La razón era que Monti había recibido graves amenazas de muerte para él y su familia si la selección argentina se hacía con el campeonato, algo a lo que no pudo sobreponerse, mostrando a lo largo de todo el encuentro una indolencia impropia de su carácter. Argentina perdió, San Lorenzo le rescindió el contrato y el fútbol pareció acabarse para Monti. Pero todo cambió meses después, cuando fichó por la Juventus y poco después, ya en Italia, la Federación Italiana le ofreció la nacionalidad para incorporarlo a la selección que tenía entre ceja y ceja ganar su Mundial.

Luisito Monti, que de entrañable sólo tenía el diminutivo de su nombre, tuvo un papel fundamental en el torneo por su dureza sin igual. Especialmente en los dos partidos contra España en cuartos -hubo de disputarse un desempate tras el 1-1 del primer encuentro-, en los que varios jugadores españoles resultaron damnificados. Al final pasó Italia, que en semifinales también venció, aunque no sin apuros, a Austria. La squadra azzurra estaba en la final y Monti revivió ahí la pesadilla de cuatro años antes en Montevideo.
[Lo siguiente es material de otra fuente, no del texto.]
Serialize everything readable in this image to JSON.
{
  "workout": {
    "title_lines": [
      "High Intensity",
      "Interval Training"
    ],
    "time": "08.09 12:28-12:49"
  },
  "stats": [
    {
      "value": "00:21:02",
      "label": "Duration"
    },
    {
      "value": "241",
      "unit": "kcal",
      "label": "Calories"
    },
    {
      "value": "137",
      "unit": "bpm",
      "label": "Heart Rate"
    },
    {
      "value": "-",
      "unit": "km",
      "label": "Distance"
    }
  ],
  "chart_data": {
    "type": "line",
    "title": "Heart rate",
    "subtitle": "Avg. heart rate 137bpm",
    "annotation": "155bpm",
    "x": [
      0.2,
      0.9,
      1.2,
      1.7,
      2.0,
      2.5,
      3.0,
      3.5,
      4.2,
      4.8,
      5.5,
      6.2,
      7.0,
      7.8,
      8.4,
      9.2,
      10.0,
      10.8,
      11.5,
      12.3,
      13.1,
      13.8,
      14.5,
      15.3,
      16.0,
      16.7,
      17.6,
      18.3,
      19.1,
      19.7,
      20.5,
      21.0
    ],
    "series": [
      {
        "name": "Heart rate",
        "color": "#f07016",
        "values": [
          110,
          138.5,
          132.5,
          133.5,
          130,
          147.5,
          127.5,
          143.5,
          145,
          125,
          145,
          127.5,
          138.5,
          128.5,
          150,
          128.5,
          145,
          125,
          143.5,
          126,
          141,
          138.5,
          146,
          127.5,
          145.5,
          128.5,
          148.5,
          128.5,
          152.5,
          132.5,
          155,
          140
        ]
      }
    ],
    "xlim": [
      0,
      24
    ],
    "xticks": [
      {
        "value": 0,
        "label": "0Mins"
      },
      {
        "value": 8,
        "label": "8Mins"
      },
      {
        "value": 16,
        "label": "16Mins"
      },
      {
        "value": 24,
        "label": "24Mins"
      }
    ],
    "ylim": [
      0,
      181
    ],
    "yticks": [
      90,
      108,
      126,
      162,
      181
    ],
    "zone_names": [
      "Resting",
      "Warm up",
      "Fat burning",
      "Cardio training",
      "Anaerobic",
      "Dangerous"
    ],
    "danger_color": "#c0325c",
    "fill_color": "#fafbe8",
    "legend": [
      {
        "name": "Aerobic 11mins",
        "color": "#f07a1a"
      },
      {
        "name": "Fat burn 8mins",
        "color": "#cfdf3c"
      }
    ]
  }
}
En esta ocasión, la amenaza venía directamente de Benito Mussolini, que ya antes del partido había arengado al equipo de manera intimidatoria y que en el descanso, con 0-0, protagonizó una inquietante visita al seleccionador, Vittorio Pozzo, en el vestuario del estadio Nacional de Roma. Italia, literalmente, se la jugaba y la tragedia se mascó todavía más cuando Puc adelantó a Checoslovaquia a 15 minutos del final. Pero Orsi, otro oriundo argentino como Monti. empató y en la prórroga Schiavio dejó el título en casa y las amenazas del Duce en nada. "En Uruguay me mataban si ganaba y en Italia, cuatro años después, me fusilaban si perdía", dijo años después Monti, que tras un largo periplo en Italia acabó regresando a Argentina, donde falleció en 1983.